Effect of Bmlipase-1 on BmNPV-ODV infectivity. ODV infectivity was examined after treatment of ODV (860 ng/larva) with different concentrations of Bmlipase-1. Data shown are means ± standard deviations of results from five experiments. Luciferase activity was measured at 136 hpi. Detailed experimental conditions are described in the legend to Fig. 1. Note that luciferase activity of hemolymph samples from nontreated B. mori larvae was also measured to determine the background level, and the level of relative light units (RLU) per 10 μl of hemolymph was 120 ± 3.4.

FIG. 5.

Northern blot analysis of Bmlipase-1 gene expression. (A) Bmlipase-1 gene expression in the fat body (F), hemocyte (H), midgut (MG), Malpighian tubule (MP), silk gland (S), and trachea (T). As an internal marker, 28S rRNA is shown in the lower panel.
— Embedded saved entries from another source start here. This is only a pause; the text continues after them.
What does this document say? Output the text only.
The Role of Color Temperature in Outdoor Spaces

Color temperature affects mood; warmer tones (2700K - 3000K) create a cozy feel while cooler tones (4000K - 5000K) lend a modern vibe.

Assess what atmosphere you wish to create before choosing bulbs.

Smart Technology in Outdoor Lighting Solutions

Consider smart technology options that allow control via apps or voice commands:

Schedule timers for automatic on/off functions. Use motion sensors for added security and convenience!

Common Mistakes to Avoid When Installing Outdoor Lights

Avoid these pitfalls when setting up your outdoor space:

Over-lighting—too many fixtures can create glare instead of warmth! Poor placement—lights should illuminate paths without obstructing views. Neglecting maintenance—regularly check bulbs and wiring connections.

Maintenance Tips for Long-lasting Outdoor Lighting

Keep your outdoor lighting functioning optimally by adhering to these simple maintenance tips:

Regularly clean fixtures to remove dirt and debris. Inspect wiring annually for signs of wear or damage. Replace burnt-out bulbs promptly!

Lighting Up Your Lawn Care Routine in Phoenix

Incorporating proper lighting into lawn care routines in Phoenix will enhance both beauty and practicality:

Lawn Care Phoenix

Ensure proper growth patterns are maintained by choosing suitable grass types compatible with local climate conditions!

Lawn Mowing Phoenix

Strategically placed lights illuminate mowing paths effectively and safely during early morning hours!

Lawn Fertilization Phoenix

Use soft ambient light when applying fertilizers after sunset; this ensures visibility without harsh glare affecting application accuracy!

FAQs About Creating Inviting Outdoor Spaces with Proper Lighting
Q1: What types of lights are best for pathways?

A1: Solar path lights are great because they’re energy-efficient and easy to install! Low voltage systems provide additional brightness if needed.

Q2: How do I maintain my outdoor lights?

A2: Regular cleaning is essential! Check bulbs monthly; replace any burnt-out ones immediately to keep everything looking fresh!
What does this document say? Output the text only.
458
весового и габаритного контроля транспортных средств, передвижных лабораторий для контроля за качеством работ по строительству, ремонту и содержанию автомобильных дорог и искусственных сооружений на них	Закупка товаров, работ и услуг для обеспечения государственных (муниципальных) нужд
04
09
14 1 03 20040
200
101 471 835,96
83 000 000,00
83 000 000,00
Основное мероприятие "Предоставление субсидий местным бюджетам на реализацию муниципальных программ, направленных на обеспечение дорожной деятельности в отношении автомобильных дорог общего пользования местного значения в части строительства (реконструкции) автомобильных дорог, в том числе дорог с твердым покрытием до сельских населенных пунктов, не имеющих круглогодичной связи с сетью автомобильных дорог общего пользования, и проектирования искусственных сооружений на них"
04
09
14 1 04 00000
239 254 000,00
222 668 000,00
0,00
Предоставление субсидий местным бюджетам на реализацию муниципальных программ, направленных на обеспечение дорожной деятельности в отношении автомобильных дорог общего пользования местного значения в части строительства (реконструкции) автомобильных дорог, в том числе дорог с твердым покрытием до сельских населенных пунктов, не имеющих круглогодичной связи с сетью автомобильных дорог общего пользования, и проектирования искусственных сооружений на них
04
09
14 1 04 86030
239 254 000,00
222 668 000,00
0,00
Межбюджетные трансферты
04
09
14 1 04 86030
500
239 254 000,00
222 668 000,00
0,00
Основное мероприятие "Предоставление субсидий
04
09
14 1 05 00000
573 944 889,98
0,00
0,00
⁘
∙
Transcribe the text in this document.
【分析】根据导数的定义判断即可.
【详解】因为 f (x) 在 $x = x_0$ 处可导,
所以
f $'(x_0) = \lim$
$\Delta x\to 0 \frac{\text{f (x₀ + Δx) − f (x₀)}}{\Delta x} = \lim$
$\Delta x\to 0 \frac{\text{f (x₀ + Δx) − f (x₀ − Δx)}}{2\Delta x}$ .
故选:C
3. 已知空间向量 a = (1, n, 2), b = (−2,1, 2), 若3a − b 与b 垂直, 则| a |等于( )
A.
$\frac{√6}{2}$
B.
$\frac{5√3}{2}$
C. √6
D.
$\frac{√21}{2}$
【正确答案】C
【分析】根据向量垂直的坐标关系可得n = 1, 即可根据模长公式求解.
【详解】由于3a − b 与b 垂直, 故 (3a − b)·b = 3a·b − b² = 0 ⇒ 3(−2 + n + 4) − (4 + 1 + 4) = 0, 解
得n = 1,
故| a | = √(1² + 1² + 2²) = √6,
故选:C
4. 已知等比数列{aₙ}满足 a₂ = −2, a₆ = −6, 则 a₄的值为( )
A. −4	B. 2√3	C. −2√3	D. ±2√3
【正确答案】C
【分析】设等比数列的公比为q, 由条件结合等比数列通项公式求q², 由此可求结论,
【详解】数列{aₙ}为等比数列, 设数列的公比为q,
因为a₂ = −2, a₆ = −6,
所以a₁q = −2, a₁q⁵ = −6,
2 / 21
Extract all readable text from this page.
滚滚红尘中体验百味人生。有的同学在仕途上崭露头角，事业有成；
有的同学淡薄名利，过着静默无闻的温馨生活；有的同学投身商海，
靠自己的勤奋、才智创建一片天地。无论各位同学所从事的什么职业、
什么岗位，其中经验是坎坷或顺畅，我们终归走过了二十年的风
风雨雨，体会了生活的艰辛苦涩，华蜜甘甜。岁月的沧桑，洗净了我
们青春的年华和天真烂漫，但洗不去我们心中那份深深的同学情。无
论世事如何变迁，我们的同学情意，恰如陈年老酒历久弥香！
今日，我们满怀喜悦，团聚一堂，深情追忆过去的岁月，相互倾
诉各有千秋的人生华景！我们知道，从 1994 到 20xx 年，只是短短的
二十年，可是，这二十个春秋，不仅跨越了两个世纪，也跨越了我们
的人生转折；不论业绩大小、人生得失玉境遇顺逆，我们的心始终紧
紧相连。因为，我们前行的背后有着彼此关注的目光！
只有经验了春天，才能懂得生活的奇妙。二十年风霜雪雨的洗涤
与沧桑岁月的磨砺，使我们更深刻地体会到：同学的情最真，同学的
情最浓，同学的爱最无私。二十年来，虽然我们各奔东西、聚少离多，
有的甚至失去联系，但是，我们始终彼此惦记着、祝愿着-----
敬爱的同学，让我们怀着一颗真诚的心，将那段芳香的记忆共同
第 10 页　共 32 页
Tissues such as the midgut, hemocyte, silk gland, trachea, fat body, and Malpighian tubule were prepared from two fifth-instar larvae. The midgut was further separated into anterior, middle, and posterior portions. Total RNA from each tissue was isolated with ISOGEN (Nippon Gene). Northern blotting (11) was conducted with 20 μg of RNA and screened with a digoxygenin-labeled Bmlipase-1 probe prepared by PCR DIG labeling mix (Roche). (B) Bmlipase-1 gene expression in the anterior (A), middle (M), and posterior (P) portions of the midgut. (C) Bmlipase-1 gene expression in fourth and fifth instars. Fourth-instar days 5 and 6 are the molting stage. Fifth-instar day 8 is the wandering stage. (D) Effects of BmNPV infection on Bmlipase-1 gene expression. Bmlipase-1 gene expression was analyzed at different time intervals after BmNPV infection.